Practical Use (older version)

A project log for Human Limb Tracking

A system that tracks limb movement of people who have movement disorders to assist in diagnosis and therapy

Jonathan KellyJonathan Kelly 09/23/2016 at 06:240 Comments

I thought I would add some older examples of how the system is used.

The short video is showing the older 'wired' version of the system being used to monitor accuracy and smoothness of a simple task - the request was 'lift an empty glass to your mouth as if you were going to drink from it'

the system recorded the movements using IMU sensors attached to the upper arm, forearm and back of the hand. It then generated a number of graphs of the motion.

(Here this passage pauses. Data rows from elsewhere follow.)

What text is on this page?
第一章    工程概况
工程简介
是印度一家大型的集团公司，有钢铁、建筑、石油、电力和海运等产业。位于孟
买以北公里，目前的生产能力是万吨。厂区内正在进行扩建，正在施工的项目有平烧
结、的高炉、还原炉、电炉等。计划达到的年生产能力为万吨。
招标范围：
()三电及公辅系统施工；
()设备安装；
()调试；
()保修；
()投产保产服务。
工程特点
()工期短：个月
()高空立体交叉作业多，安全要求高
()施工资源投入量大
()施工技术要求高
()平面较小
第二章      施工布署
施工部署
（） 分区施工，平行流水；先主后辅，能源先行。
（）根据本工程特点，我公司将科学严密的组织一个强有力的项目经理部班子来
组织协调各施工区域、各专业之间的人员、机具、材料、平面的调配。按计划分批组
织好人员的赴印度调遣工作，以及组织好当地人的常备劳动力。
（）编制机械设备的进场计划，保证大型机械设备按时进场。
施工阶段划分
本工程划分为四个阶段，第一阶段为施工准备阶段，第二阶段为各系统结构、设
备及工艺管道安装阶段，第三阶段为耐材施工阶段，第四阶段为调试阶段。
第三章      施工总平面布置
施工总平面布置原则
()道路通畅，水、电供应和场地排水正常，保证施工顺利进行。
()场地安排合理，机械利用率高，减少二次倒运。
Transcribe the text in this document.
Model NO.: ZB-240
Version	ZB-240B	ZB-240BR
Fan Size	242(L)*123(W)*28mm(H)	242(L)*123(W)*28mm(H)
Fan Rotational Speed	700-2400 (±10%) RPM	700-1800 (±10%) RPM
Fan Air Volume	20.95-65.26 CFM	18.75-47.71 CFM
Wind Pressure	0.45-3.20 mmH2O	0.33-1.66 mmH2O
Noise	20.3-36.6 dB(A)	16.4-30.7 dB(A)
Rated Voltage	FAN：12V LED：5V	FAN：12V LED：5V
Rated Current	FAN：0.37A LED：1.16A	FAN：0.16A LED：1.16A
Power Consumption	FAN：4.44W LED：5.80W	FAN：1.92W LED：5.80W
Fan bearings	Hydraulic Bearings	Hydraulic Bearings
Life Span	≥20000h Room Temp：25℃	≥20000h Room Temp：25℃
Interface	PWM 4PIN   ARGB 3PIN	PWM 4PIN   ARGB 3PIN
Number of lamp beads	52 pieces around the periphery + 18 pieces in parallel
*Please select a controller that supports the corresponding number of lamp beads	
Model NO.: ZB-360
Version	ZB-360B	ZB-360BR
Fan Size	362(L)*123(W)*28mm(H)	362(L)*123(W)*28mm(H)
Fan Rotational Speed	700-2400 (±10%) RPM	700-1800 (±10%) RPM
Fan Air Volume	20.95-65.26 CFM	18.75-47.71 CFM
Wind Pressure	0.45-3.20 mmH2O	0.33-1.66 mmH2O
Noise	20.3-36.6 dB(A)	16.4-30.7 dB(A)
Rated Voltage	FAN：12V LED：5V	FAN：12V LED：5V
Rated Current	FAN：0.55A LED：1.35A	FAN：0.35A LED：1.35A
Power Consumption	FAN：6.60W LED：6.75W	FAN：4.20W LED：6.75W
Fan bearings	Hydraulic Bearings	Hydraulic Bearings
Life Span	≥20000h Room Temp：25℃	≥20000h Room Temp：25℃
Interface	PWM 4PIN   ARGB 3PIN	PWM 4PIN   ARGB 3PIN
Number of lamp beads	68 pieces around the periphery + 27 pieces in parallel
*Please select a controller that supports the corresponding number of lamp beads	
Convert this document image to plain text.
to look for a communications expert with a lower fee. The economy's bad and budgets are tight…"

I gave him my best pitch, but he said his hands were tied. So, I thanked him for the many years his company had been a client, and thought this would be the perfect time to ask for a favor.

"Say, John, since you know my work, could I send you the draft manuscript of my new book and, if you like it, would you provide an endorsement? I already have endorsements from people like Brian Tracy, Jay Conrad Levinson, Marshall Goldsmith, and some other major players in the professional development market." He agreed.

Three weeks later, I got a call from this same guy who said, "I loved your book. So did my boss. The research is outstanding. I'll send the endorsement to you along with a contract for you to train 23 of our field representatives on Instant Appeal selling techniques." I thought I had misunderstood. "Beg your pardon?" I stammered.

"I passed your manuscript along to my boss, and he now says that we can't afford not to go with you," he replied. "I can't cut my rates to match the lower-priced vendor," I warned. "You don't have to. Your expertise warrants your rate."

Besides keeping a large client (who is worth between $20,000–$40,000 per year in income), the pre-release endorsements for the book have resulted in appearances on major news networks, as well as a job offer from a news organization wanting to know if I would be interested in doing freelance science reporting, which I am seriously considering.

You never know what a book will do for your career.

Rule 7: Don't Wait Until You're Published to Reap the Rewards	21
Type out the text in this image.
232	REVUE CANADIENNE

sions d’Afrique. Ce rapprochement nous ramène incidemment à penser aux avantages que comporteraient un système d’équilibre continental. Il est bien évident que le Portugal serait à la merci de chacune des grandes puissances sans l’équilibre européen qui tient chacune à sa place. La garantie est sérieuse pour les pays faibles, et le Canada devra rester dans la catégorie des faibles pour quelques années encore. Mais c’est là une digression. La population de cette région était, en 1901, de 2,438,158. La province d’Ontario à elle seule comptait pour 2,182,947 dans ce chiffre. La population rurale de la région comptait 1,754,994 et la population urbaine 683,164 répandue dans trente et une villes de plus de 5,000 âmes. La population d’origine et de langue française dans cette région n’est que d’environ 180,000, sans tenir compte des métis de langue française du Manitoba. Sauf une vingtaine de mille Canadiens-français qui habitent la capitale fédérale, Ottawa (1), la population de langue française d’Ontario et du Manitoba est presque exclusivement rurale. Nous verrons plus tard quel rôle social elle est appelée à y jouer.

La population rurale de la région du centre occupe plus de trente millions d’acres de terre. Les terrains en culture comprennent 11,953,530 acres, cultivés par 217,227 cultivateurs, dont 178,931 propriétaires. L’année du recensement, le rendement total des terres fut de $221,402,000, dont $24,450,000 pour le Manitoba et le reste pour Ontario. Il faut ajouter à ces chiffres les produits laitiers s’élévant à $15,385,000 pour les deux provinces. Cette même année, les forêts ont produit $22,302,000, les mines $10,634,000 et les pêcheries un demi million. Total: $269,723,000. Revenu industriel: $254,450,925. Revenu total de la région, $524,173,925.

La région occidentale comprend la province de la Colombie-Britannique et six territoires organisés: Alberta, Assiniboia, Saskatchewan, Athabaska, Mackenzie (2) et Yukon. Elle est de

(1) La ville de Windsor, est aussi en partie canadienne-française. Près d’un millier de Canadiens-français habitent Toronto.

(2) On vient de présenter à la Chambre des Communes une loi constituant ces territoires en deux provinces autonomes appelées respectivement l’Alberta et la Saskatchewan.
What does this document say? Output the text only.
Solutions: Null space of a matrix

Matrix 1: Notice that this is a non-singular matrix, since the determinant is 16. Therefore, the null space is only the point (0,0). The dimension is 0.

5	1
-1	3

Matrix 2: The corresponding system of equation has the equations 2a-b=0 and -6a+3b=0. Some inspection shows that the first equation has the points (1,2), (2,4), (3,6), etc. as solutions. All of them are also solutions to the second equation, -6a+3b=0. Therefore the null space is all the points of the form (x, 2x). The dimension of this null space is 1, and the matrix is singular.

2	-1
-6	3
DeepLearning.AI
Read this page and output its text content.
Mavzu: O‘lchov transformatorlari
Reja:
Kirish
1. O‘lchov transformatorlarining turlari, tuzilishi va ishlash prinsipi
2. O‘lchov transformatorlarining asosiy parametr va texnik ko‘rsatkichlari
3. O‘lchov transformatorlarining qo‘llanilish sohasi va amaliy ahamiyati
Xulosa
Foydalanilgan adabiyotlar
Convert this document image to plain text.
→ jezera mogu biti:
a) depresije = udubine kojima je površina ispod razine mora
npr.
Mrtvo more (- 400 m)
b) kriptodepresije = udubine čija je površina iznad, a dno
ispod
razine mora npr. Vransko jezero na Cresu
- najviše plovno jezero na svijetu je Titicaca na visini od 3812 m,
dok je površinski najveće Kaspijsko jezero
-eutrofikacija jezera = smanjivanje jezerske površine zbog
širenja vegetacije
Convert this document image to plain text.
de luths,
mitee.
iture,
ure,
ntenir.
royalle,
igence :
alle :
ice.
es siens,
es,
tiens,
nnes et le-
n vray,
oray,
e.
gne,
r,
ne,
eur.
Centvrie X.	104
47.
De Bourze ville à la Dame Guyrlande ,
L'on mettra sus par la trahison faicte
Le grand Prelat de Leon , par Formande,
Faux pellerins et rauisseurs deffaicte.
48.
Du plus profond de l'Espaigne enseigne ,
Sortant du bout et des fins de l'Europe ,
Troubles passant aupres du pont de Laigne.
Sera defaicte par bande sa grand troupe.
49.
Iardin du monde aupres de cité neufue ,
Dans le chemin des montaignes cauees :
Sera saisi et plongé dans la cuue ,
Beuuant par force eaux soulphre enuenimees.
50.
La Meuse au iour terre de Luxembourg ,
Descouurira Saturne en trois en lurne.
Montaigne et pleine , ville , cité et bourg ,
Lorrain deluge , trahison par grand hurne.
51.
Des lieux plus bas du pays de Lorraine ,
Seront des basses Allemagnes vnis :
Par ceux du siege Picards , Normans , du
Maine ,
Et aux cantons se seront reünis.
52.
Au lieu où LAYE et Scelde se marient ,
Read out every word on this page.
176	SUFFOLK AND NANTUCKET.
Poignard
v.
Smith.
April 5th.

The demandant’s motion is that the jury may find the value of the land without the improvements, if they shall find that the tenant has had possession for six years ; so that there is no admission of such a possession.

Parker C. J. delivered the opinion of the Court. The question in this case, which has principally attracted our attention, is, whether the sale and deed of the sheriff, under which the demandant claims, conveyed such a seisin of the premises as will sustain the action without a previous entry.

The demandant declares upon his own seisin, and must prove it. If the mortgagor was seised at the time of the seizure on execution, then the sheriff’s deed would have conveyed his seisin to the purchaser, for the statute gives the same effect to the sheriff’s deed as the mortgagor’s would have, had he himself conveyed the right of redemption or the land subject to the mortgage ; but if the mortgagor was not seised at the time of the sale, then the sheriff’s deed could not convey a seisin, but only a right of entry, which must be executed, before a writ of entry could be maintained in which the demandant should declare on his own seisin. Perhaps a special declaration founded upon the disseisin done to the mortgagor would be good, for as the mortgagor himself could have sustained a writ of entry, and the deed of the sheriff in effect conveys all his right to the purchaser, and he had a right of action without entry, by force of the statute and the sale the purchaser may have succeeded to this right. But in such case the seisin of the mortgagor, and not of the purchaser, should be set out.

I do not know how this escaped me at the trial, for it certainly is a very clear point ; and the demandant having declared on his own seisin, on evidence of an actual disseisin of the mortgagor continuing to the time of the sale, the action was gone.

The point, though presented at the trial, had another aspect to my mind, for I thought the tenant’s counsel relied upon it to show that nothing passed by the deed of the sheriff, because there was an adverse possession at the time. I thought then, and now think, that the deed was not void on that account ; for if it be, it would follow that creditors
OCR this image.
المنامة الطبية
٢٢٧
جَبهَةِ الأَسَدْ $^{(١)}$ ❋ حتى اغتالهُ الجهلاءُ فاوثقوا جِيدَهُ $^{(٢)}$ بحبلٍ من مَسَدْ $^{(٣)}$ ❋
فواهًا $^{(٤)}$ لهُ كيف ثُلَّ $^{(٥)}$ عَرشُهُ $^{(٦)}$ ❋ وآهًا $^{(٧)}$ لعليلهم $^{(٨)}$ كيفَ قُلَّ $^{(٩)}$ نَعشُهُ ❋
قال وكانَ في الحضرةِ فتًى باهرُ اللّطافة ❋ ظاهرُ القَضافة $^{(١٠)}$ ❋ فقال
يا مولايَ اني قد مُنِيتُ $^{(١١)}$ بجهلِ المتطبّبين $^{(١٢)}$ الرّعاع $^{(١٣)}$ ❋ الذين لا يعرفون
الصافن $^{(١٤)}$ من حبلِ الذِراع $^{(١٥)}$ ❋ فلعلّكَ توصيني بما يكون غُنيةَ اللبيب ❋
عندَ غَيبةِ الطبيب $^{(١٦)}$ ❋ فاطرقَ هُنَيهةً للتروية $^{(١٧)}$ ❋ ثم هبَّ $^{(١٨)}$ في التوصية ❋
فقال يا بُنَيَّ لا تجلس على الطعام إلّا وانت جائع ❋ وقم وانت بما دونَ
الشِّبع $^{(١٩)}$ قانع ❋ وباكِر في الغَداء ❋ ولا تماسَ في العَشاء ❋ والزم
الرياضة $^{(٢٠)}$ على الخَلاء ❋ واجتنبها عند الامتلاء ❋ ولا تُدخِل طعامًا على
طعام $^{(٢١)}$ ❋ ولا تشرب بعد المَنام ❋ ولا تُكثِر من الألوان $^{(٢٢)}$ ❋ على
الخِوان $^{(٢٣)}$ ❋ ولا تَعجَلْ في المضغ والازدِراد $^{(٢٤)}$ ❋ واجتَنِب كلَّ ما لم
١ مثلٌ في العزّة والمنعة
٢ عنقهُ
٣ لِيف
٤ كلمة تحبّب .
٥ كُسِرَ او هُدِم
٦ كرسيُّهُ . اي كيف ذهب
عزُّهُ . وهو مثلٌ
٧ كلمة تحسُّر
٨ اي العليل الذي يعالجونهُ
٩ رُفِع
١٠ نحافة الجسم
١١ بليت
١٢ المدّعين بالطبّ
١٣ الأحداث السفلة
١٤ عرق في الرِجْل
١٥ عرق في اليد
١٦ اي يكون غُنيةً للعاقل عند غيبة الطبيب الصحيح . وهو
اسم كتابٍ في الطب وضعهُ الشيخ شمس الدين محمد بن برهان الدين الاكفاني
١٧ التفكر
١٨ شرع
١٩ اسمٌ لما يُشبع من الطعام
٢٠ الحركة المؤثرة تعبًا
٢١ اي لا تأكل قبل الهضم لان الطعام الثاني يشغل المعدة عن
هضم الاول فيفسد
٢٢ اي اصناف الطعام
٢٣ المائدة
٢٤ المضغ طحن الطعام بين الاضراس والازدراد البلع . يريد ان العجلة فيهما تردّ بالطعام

2 of the graphs of the above motion:

rotational position of a number of movement axes over time. Notice how the 'wobble' of his hand as he puts the glass back down in the video is reflected in the graph - particularly the wrist flexion/extension and ulna/radius deviation.

angular velocity of wrist pronation/supination

This excerpt was from a trial done last year looking at the effect of the drug Baclofen on his dystonic movements.

The above session was done using the first incarnation of the system using IMU sensors all physically connected by wires to a Raspberry Pi that was worn on the body that queried each of the sensors for their raw data, crunched that raw data from each of the sensors into a suitable form and passed the calculated orientations to the User Interface.

In the new 'Biot' system currently being worked on, each sensor operates standalone and does the processing of its orientation itself and sends that calculated data wirelessly to wherever it needs to be displayed and recorded.

It should hopefully be lighter, a lot easier to connect and configure and should scale better for operation with many sensors.